OrchidViet.jpg La culture des orchidées se développe bien à Dà Lat, ville en altitude de la province de Lâm Dông sur le Tây Nguyên (hauts plateaux du Centre). Non seulement les entreprises domestiques ou étrangères mais aussi de nombreux particuliers possèdent des jardins d'orchidées valant des milliards de dôngs.

Toutefois, selon Trân Duc Tuân, président de l'Association des orchidées de Dà Lat, ces belles fleurs de la famille des orchidacées ont un avenir qui n'est "pas très clair", ajoutant que "cette estimation est fondée sur de récentes évolutions du marché des fleurs".

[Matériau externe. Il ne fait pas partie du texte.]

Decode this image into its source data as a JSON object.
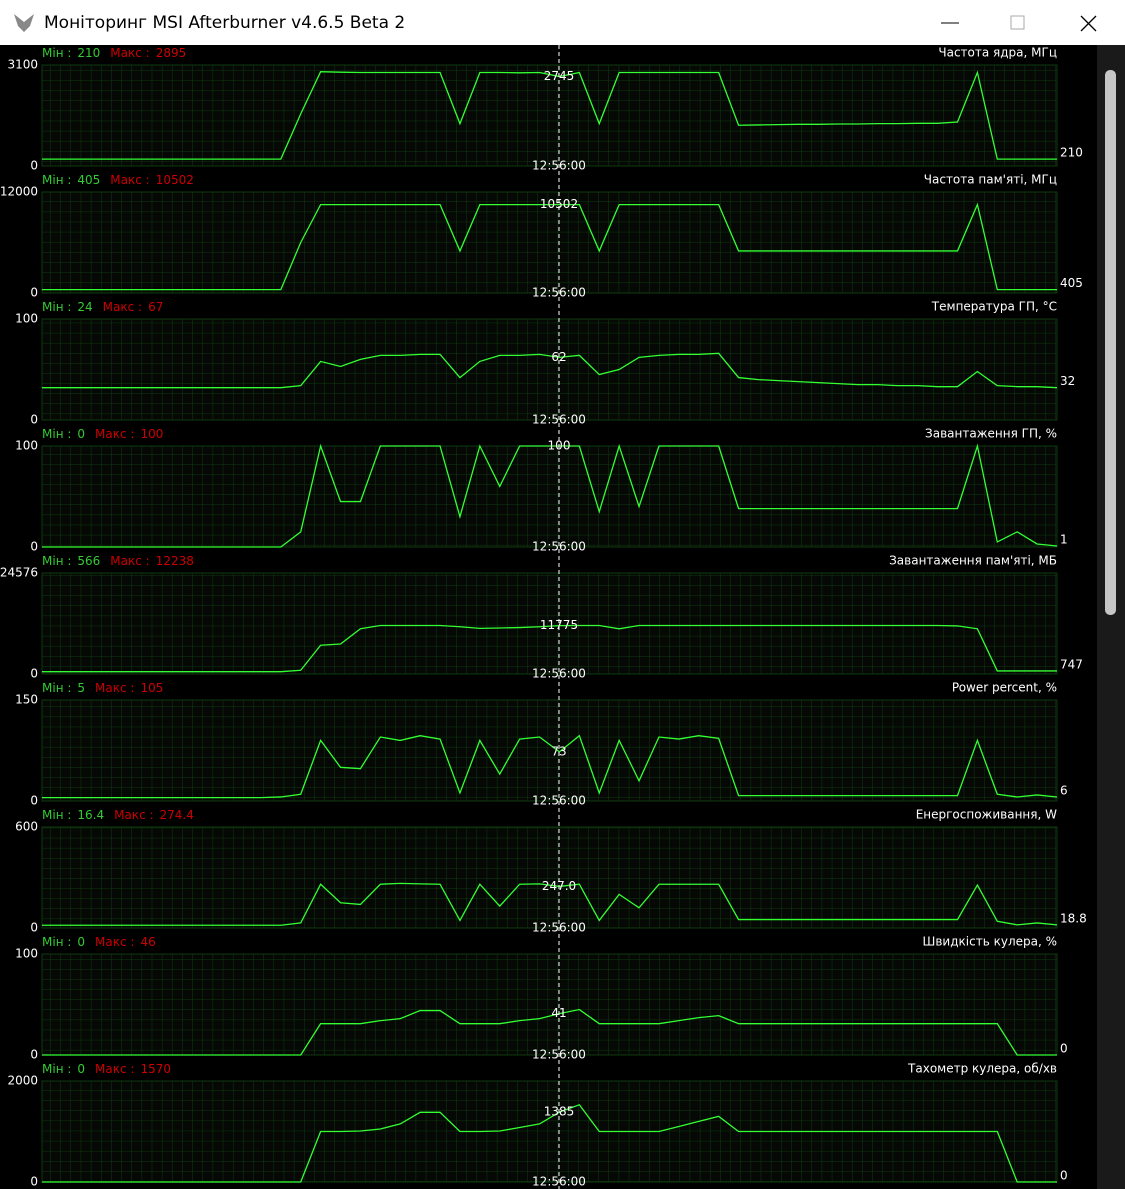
{
  "window_title": "Моніторинг MSI Afterburner v4.6.5 Beta 2",
  "min_label": "Мін :",
  "max_label": "Макс :",
  "cursor_time": "12:56:00",
  "graphs": [
    {
      "title": "Частота ядра, МГц",
      "min": 210,
      "max": 2895,
      "ylim": [
        0,
        3100
      ],
      "cursor_value": 2745,
      "current": 210,
      "values": [
        210,
        210,
        210,
        210,
        210,
        210,
        210,
        210,
        210,
        210,
        210,
        210,
        210,
        1600,
        2895,
        2880,
        2870,
        2870,
        2870,
        2870,
        2870,
        1300,
        2870,
        2870,
        2860,
        2870,
        2745,
        2870,
        1300,
        2870,
        2870,
        2870,
        2870,
        2870,
        2870,
        1250,
        1260,
        1270,
        1280,
        1280,
        1290,
        1290,
        1300,
        1300,
        1310,
        1310,
        1350,
        2870,
        210,
        210,
        210,
        210
      ]
    },
    {
      "title": "Частота пам'яті, МГц",
      "min": 405,
      "max": 10502,
      "ylim": [
        0,
        12000
      ],
      "cursor_value": 10502,
      "current": 405,
      "values": [
        405,
        405,
        405,
        405,
        405,
        405,
        405,
        405,
        405,
        405,
        405,
        405,
        405,
        6000,
        10502,
        10502,
        10502,
        10502,
        10502,
        10502,
        10502,
        5000,
        10502,
        10502,
        10502,
        10502,
        10502,
        10502,
        5000,
        10502,
        10502,
        10502,
        10502,
        10502,
        10502,
        5000,
        5000,
        5000,
        5000,
        5000,
        5000,
        5000,
        5000,
        5000,
        5000,
        5000,
        5000,
        10502,
        405,
        405,
        405,
        405
      ]
    },
    {
      "title": "Температура ГП, °C",
      "min": 24,
      "max": 67,
      "ylim": [
        0,
        100
      ],
      "cursor_value": 62,
      "current": 32,
      "values": [
        32,
        32,
        32,
        32,
        32,
        32,
        32,
        32,
        32,
        32,
        32,
        32,
        32,
        34,
        58,
        53,
        60,
        64,
        64,
        65,
        65,
        42,
        58,
        64,
        64,
        65,
        62,
        64,
        45,
        50,
        62,
        64,
        65,
        65,
        66,
        42,
        40,
        39,
        38,
        37,
        36,
        35,
        35,
        34,
        34,
        33,
        33,
        48,
        34,
        33,
        33,
        32
      ]
    },
    {
      "title": "Завантаження ГП, %",
      "min": 0,
      "max": 100,
      "ylim": [
        0,
        100
      ],
      "cursor_value": 100,
      "current": 1,
      "values": [
        0,
        0,
        0,
        0,
        0,
        0,
        0,
        0,
        0,
        0,
        0,
        0,
        0,
        15,
        100,
        45,
        45,
        100,
        100,
        100,
        100,
        30,
        100,
        60,
        100,
        100,
        100,
        100,
        35,
        100,
        40,
        100,
        100,
        100,
        100,
        38,
        38,
        38,
        38,
        38,
        38,
        38,
        38,
        38,
        38,
        38,
        38,
        100,
        5,
        15,
        3,
        1
      ]
    },
    {
      "title": "Завантаження пам'яті, МБ",
      "min": 566,
      "max": 12238,
      "ylim": [
        0,
        24576
      ],
      "cursor_value": 11775,
      "current": 747,
      "values": [
        566,
        566,
        566,
        566,
        566,
        566,
        566,
        566,
        566,
        566,
        566,
        566,
        566,
        900,
        7000,
        7300,
        11000,
        11800,
        11800,
        11800,
        11800,
        11500,
        11100,
        11200,
        11300,
        11500,
        11775,
        11800,
        11800,
        11000,
        11800,
        11800,
        11800,
        11800,
        11800,
        11800,
        11800,
        11800,
        11800,
        11800,
        11800,
        11800,
        11800,
        11800,
        11800,
        11800,
        11700,
        11000,
        747,
        747,
        747,
        747
      ]
    },
    {
      "title": "Power percent, %",
      "min": 5,
      "max": 105,
      "ylim": [
        0,
        150
      ],
      "cursor_value": 73,
      "current": 6,
      "values": [
        5,
        5,
        5,
        5,
        5,
        5,
        5,
        5,
        5,
        5,
        5,
        5,
        6,
        10,
        90,
        50,
        48,
        95,
        90,
        97,
        92,
        12,
        90,
        40,
        92,
        95,
        73,
        97,
        12,
        90,
        30,
        95,
        92,
        97,
        93,
        8,
        8,
        8,
        8,
        8,
        8,
        8,
        8,
        8,
        8,
        8,
        8,
        90,
        10,
        6,
        9,
        6
      ]
    },
    {
      "title": "Енергоспоживання, W",
      "min": 16.4,
      "max": 274.4,
      "ylim": [
        0,
        600
      ],
      "cursor_value": {
        "value": 247,
        "label": "247.0"
      },
      "current": 18.8,
      "values": [
        16.4,
        16.4,
        16.4,
        16.4,
        16.4,
        16.4,
        16.4,
        16.4,
        16.4,
        16.4,
        16.4,
        16.4,
        16.4,
        30,
        260,
        150,
        140,
        260,
        265,
        262,
        260,
        45,
        260,
        130,
        260,
        262,
        247,
        260,
        45,
        200,
        120,
        260,
        260,
        260,
        260,
        50,
        50,
        50,
        50,
        50,
        50,
        50,
        50,
        50,
        50,
        50,
        50,
        255,
        40,
        18.8,
        30,
        18.8
      ]
    },
    {
      "title": "Швидкість кулера, %",
      "min": 0,
      "max": 46,
      "ylim": [
        0,
        100
      ],
      "cursor_value": 41,
      "current": 0,
      "values": [
        0,
        0,
        0,
        0,
        0,
        0,
        0,
        0,
        0,
        0,
        0,
        0,
        0,
        0,
        31,
        31,
        31,
        34,
        36,
        44,
        44,
        31,
        31,
        31,
        34,
        36,
        41,
        45,
        31,
        31,
        31,
        31,
        34,
        37,
        39,
        31,
        31,
        31,
        31,
        31,
        31,
        31,
        31,
        31,
        31,
        31,
        31,
        31,
        31,
        0,
        0,
        0
      ]
    },
    {
      "title": "Тахометр кулера, об/хв",
      "min": 0,
      "max": 1570,
      "ylim": [
        0,
        2000
      ],
      "cursor_value": 1385,
      "current": 0,
      "values": [
        0,
        0,
        0,
        0,
        0,
        0,
        0,
        0,
        0,
        0,
        0,
        0,
        0,
        0,
        1000,
        1000,
        1010,
        1050,
        1150,
        1380,
        1380,
        1000,
        1000,
        1010,
        1080,
        1150,
        1385,
        1530,
        1000,
        1000,
        1000,
        1000,
        1100,
        1200,
        1300,
        1000,
        1000,
        1000,
        1000,
        1000,
        1000,
        1000,
        1000,
        1000,
        1000,
        1000,
        1000,
        1000,
        1000,
        0,
        0,
        0
      ]
    }
  ]
}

Le Service de l'agriculture et du développement rural de Lâm Dông fait savoir que la province produit chaque année 300 millions de branches de fleurs de toutes sortes, le volume d'orchidées n'en représentant que 10%. Et en matière d'exportation, les horticulteurs ne parviennent à commercialiser que 15% de leur production, dont 6% d'orchidées.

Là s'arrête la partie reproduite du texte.